The U.S. Senate recently passed the Sports Medicine Licensure Clarity Act of 2017, which provides legal protections for traveling team physicians and safeguards injured athletes’ timely access to health care professionals who know their medical history, as part of the FAA Reauthorization Act of 2018. The bill will now head to the president’s desk to be signed into law.
“For too long, team physicians have had to choose between treating patients at great professional risk or handing over care,” David A. Halsey, MD, president of the American Academy of Orthopaedic Surgeons, said in a press release. “The licensure clarity act now ensures their protection, and we thank Congress for supporting this critical legislation. Its passage represents years of hard work trying to get it across the finish line and it is a significant win — not only for practicing sports medicine professionals, but also for the large percentage of orthopedists involved in the treatment and care of sports-related injuries.”
Passed by the U.S. House of Representatives in January 2017, the Senate bill was introduced in April 2017 by Sens. John Thune (R-S.D.) and Amy Klobuchar (D-Minn.). Under the Sports Medicine Licensure Clarity Act, sports medicine professionals can treat an athlete, athletic team or staff member of the team across state lines without fear of great professional harm, such as loss of license to practice, as well as protection from monetary loss with professional liability insurance, according to a press release. If the secondary state’s licensure requirements are substantially similar to the primary state, the release also noted medical services provided in the secondary state will be treated as if it occurred in the primary state.
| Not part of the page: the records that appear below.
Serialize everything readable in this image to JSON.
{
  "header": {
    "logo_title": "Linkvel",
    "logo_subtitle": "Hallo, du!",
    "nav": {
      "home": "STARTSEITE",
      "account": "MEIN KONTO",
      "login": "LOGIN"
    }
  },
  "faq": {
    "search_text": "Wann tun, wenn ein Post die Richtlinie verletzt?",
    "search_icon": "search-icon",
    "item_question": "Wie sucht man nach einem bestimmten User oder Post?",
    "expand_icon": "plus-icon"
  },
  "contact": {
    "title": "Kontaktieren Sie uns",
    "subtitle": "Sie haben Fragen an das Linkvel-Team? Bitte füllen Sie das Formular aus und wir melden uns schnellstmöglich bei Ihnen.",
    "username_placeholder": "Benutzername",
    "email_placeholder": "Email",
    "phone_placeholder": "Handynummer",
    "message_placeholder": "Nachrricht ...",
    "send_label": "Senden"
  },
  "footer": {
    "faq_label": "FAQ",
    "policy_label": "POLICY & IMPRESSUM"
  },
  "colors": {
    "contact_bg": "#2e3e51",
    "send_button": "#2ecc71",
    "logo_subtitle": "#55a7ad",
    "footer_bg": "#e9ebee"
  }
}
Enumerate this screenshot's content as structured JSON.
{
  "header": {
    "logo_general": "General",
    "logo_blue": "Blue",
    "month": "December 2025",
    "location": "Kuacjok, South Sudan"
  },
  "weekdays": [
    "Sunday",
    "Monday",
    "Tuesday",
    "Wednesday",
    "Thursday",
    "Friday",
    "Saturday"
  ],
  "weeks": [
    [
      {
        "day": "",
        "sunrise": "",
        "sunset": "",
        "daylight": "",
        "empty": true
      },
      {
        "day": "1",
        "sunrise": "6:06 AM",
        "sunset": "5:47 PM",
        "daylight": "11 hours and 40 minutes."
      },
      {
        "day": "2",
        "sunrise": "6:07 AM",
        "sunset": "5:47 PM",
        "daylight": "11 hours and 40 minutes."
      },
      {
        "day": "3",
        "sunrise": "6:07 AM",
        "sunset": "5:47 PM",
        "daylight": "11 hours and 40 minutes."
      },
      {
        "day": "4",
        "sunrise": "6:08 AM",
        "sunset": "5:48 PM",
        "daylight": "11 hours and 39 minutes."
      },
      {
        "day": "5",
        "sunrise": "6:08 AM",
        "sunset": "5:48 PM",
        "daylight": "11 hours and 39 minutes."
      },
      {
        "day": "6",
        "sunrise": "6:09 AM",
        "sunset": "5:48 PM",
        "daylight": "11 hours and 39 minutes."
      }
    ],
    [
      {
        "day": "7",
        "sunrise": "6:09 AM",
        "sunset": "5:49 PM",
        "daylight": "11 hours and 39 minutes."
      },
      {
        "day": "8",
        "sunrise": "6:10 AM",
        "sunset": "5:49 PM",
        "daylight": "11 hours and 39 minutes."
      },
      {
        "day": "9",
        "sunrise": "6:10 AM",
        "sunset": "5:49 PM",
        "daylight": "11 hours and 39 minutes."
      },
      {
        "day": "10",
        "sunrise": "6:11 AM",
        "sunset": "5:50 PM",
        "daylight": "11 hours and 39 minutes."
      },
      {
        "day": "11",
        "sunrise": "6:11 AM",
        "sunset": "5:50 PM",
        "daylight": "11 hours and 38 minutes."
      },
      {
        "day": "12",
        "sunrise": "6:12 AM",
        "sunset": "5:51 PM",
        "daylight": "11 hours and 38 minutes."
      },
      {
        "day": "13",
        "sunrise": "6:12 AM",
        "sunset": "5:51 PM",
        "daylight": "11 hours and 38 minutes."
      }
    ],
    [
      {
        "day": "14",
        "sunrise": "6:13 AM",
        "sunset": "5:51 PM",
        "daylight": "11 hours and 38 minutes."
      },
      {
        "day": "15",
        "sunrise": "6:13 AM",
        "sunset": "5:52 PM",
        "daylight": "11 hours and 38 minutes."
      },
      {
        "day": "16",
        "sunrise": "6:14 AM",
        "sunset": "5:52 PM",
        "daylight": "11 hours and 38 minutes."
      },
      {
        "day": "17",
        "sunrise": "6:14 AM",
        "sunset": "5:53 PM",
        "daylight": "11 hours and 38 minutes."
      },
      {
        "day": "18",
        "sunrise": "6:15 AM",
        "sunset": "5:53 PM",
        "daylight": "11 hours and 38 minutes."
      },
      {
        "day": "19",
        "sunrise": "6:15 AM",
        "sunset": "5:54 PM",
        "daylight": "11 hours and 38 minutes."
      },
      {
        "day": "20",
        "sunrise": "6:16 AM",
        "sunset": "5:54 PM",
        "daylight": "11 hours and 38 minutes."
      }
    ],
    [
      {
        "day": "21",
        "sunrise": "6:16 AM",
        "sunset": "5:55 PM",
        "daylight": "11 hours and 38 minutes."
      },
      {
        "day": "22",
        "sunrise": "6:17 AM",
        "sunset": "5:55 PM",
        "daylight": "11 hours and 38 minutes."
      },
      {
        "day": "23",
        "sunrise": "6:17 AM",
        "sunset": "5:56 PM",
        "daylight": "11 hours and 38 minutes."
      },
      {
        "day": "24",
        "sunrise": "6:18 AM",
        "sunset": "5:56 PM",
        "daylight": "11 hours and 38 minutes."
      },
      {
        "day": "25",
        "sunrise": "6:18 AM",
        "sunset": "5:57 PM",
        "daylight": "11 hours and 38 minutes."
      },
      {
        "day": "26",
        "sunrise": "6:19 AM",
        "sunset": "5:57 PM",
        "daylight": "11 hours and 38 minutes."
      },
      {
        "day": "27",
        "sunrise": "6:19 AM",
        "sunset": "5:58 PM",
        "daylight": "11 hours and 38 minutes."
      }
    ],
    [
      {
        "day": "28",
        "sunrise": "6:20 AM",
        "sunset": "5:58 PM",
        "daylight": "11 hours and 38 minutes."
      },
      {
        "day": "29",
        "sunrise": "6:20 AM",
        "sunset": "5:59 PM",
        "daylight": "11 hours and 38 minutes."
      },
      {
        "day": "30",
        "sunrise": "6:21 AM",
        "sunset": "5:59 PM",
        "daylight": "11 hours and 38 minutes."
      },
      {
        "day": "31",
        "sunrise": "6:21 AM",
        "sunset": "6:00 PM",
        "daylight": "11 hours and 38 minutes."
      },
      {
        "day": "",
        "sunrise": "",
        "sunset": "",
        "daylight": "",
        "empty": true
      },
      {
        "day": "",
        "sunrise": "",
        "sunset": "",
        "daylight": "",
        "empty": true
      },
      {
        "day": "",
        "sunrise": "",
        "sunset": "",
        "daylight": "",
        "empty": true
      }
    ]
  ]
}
“On the road or at home, sports medicine professionals should be able to treat athletes without putting themselves at legal risk,” Klobuchar said in a press release. “When this bill becomes law, doctors and other health care providers will be able to treat their athletes regardless of where their teams happen to be playing.”
The legislation is supported by the AAOS, the American Medical Society for Sports Medicine, the National Athletic Trainers’ Association and the American Academy of Neurology. The United States Olympic and Paralympic Committee, the National Collegiate Athletic Association and every major American professional sports league, as well as numerous other physician and sports medicine organizations have also shown support for the bill.